URGENSI KECERMATAN PENCANTUMAN PASAL DAN AYAT UU PASCA BERLAKUNYA UU NOMOR 11 TAHUN 2020 TENTANG CIPTA KERJA

0 522

Oleh:

Abdul Khakim, S.H., M.Hum.[1]

Mobilephone: 081350649990; E-mail: [email protected]

SEBERAPA pentingkah pencantuman pasal dan ayat suatu undang-undang pasca berlakunya Undang-Undang Nomor 11 Tahun 2020 tentang Cipta Kerja (UU 11/2020)? Sehingga, Hakim Konstitusi Wahiduddin Adams (4/11/2020) pernah mengingatkan pemohon pengujian UU 11/2020 agar berhati-hati dalam mencantumkan pasal yang dimohonkan untuk diuji.

Kondisi demikian tentu tidak dapat diabaikan atau disepelekan, khususnya jika seseorang akan beracara di Mahkamah Konstitusi, juga kemungkinan nantinya beracara di Pengadilan Hubungan Industrial atau pengadilan lainnya, sehingga perlu kecermatan dalam mencantumkan pasal-pasal sebagaimana dimaksud dalam permohonan atau gugatannya. Ketidakcermatan tersebut dapat berakibat permohonan atau gugatan kabur yang akhirnya berdampak permohonan atau gugatannya tidak dapat diterima (niet onvankelijk verklaard).

Pencantuman pasal dan ayat suatu undang-undang pasca berlakunya UU 11/2020 yang “standar dan tertib” tidak hanya diperlukan pada saat seseorang beracara di pengadilan, melainkan juga dalam setiap penulisan dokumen atau referensi hukum.

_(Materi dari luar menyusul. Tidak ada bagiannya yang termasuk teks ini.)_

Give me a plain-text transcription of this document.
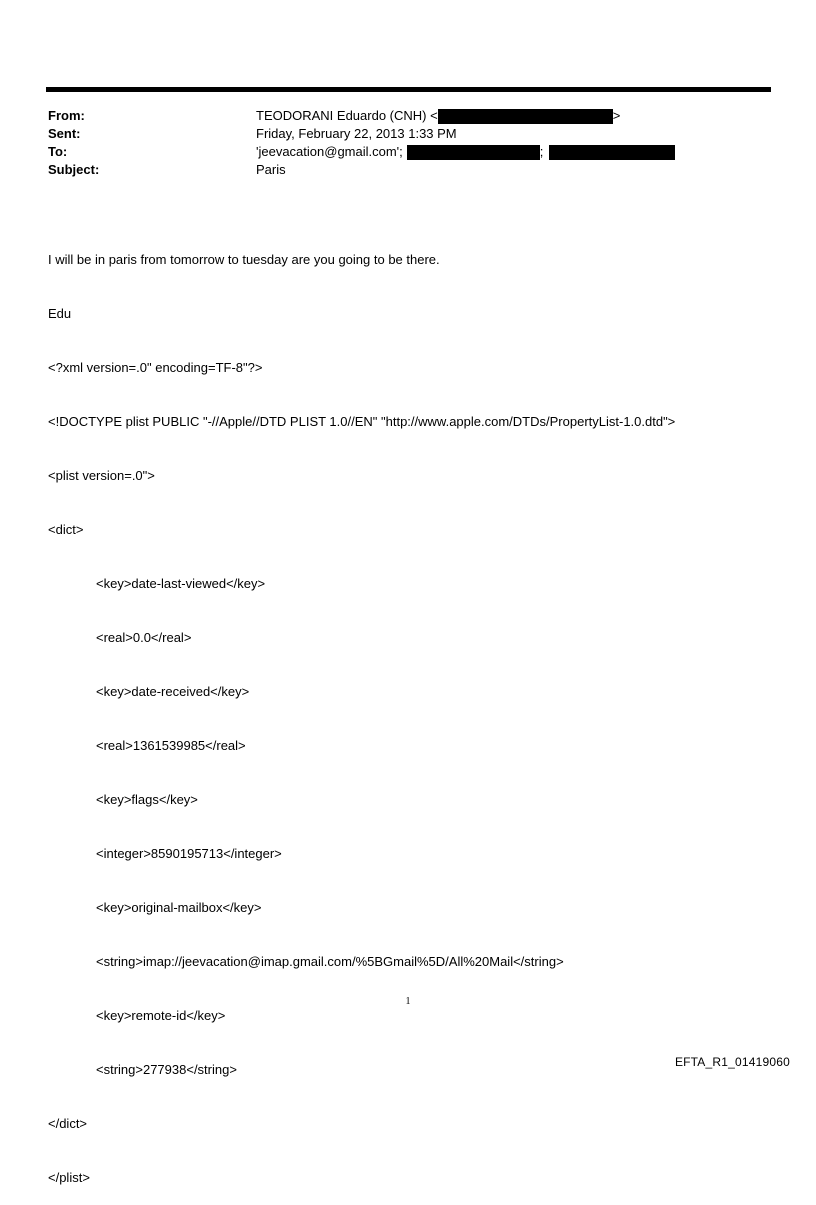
From:	TEODORANI Eduardo (CNH) <	>
Sent:	Friday, February 22, 2013 1:33 PM
To:	'jeevacation@gmail.com';	;
Subject:	Paris

I will be in paris from tomorrow to tuesday are you going to be there.

Edu

<?xml version=.0" encoding=TF-8"?>

<!DOCTYPE plist PUBLIC "-//Apple//DTD PLIST 1.0//EN" "http://www.apple.com/DTDs/PropertyList-1.0.dtd">

<plist version=.0">

<dict>

<key>date-last-viewed</key>

<real>0.0</real>

<key>date-received</key>

<real>1361539985</real>

<key>flags</key>

<integer>8590195713</integer>

<key>original-mailbox</key>

<string>imap://jeevacation@imap.gmail.com/%5BGmail%5D/All%20Mail</string>

<key>remote-id</key>

<string>277938</string>

</dict>

</plist>

1
EFTA_R1_01419060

Dengan cara demikian, diharapkan para pembaca dokumen atau referensi hukum tersebut akan lebih mudah memahami pembahasan yang dimaksud oleh pembuat/penyusun, karena adanya perubahan pasal dan ayat yang dibahas—baik karena perubahan, penyisipan, maupun penghapusan—semakin mudah di-track, sehingga tidak membuat kalangan pembaca bingung atau salah tafsir.

Kemudian, bagaimana seharusnya pencantuman pasal dan ayat UU pasca berlakunya UU 11/2020 dilakukan? Sebagai contoh, apakah cukup menyebut “Undang-Undang Nomor 13 Tahun 2003 tentang Ketenagakerjaan (UU 13/2003) sebagaimana telah diubah dengan Undang-Undang Nomor 11 Tahun 2020 tentang Cipta Kerja (UU 11/2020)?” Tentu tidaklah cukup demikian, apalagi sudah menyangkut hal-hal teknis dan rinci dalam beracara di pengadilan.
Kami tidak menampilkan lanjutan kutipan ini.